Growing Up in Public

Some time ago, Dan Sena decided he was tired of writing songs about girls.

“There's just a lot more that can be touched upon besides relationships and crap like that,” he says matter-of-factly. So lately, the singer/guitarist of melodic post-punk band GiveUntilGone has turned his songwriting attention to bigger things. Things like the role of TV in American culture (“The Next Big Thing Is a Wake-Up Call”), class struggle and multiculturalism (“Revolution in the Air”).

“I try not to be too blatant, politically,” he says of songs that don't cudgel you but at the same time don't exactly conceal their politics.

Sena's personal life, too, seems stripped of girls. “I seem to care less about relationships and girls. There's so many other things that I have interest in right now,” he says.

But it hasn't always been this way. Settled for the Art Official, GiveUntilGone's stunning, year-old full-length, brims with songs about girls. And pain. And the pain that comes with girls. And the emptiness. And the loneliness. And hopelessness. And hopefulness. Witness the gem-like shard of raw human emotion served up on the title track, wherein a heartbroken Sena sings, “The night was coldest when I glimpsed through your heart and found absolutely nothing/Nightlight fireflies died with you tonight.”

“It's funny,” says Sena, fidgeting. “The song before that [on the CD] is about the same girl. I was just trying to deal with the grief and the feelings that I had. She was really into me, and I'd never experienced that. And the minute I started reciprocating, it all just fell apart, so that shocked me. I'd never really realized that somebody could do that.”

Sena says he's completely over it, but then, without missing a beat, he adds, “But I think it changed me completely.”

There's this amazing disconnect in Sena: his delivery is so matter-of-fact, so deadpan that it's easy to miss the gravity of what he's saying.

Of course, he was never one for interpersonal communication outside songs. “I try to force myself to communicate with others. I've realized that at my age, it's imperative, but I'm just really shy and introverted,” he says. “I'm not a very social person. I don't really come out with things. I don't know—sometimes I just don't feel like I need to share.”

Of course, he realizes the irony in this.

“But then in turn, I share through my music. I've dealt with my problems for the past 10 years through music, although music isn't the language that everyone communicates with. So to some degree, it's a setback because I can't just honestly come out and say how I feel; but I can use music to describe how I feel, I guess.”

It's the curse of an artist, I suppose, and it's in Sena's blood. His grandfather is Jorge de Sena, famed Portuguese poet and man of letters. The second track on Settled for the Art Official, “Reet Deet Deets,” contains lines from a de Sena poem that, translated from Portuguese, says, “When I say don't listen, when I do, don't look/And if I extend my hands to you, don't extend yours back.” Seems both Senas have a knack for capturing some kind of uncomfortable existential alienation.

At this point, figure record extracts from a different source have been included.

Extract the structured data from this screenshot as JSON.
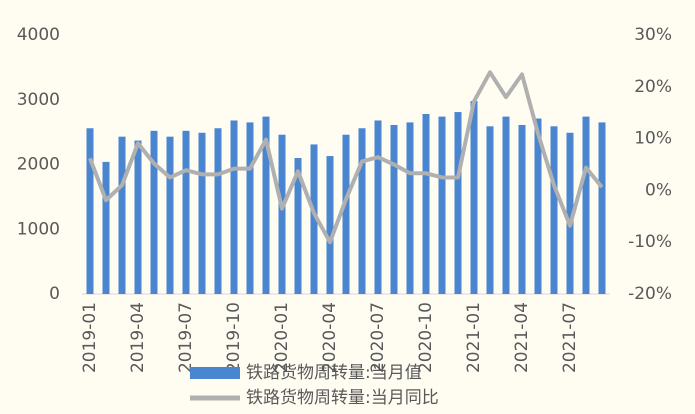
{
  "chart_data": {
    "type": "bar-line",
    "categories": [
      "2019-01",
      null,
      null,
      "2019-04",
      null,
      null,
      "2019-07",
      null,
      null,
      "2019-10",
      null,
      null,
      "2020-01",
      null,
      null,
      "2020-04",
      null,
      null,
      "2020-07",
      null,
      null,
      "2020-10",
      null,
      null,
      "2021-01",
      null,
      null,
      "2021-04",
      null,
      null,
      "2021-07",
      null,
      null
    ],
    "series": [
      {
        "name": "铁路货物周转量:当月值",
        "color": "#4a86d0",
        "kind": "bar",
        "axis": "y",
        "values": [
          2560,
          2040,
          2430,
          2370,
          2520,
          2430,
          2520,
          2490,
          2560,
          2680,
          2650,
          2740,
          2460,
          2100,
          2310,
          2130,
          2460,
          2560,
          2680,
          2610,
          2650,
          2780,
          2740,
          2810,
          2980,
          2590,
          2740,
          2610,
          2710,
          2590,
          2490,
          2740,
          2650
        ]
      },
      {
        "name": "铁路货物周转量:当月同比",
        "color": "#b0b0b0",
        "kind": "line",
        "axis": "y2",
        "values": [
          6.2,
          -1.9,
          1.0,
          9.1,
          5.2,
          2.5,
          3.9,
          3.1,
          3.1,
          4.2,
          4.2,
          9.8,
          -3.5,
          3.7,
          -4.4,
          -10,
          -1.7,
          5.6,
          6.4,
          5.0,
          3.3,
          3.3,
          2.5,
          2.5,
          17.2,
          22.8,
          18.0,
          22.4,
          11,
          1.0,
          -6.8,
          4.4,
          0.6
        ]
      }
    ],
    "ylim": [
      0,
      4000
    ],
    "yticks": [
      0,
      1000,
      2000,
      3000,
      4000
    ],
    "y2lim": [
      -20,
      30
    ],
    "y2ticks": [
      {
        "value": -20,
        "label": "-20%"
      },
      {
        "value": -10,
        "label": "-10%"
      },
      {
        "value": 0,
        "label": "0%"
      },
      {
        "value": 10,
        "label": "10%"
      },
      {
        "value": 20,
        "label": "20%"
      },
      {
        "value": 30,
        "label": "30%"
      }
    ],
    "legend": "bottom"
  }
}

GiveUntilGone got their start in 1997 when Sena and bassist Jim Schwartz, who've been friends for years and who'd jammed together now and then in between their work with their other bands, decided to start one together. Both had grown up in the local hardcore/straight-edge scene (Sena's still straight-edge; Schwartz isn't) and played in a number of local bands.

The lineup changed a few times but has finally solidified with drummer Matt Horwitz (who recently joined the Killingtons and is equally dedicated to both bands) and second guitarist Tommy Coatney. Sena and Schwartz recently quit the band Adamantium to devote more time to GiveUntilGone. “We really want to push this band as far as we can,” says Sena. But then he takes it back—kind of.

“Our intention is that we're playing music as friends, and if it happens, that's great because I love touring and I know Jim loves touring. After we went on that Adamantium tour, I just couldn't believe how amazing it was to play music to other people in different parts of the state or to be 2,000 miles away from home and playing music. It's just amazing. I really look forward to doing that with this band. It would just mean so much more.”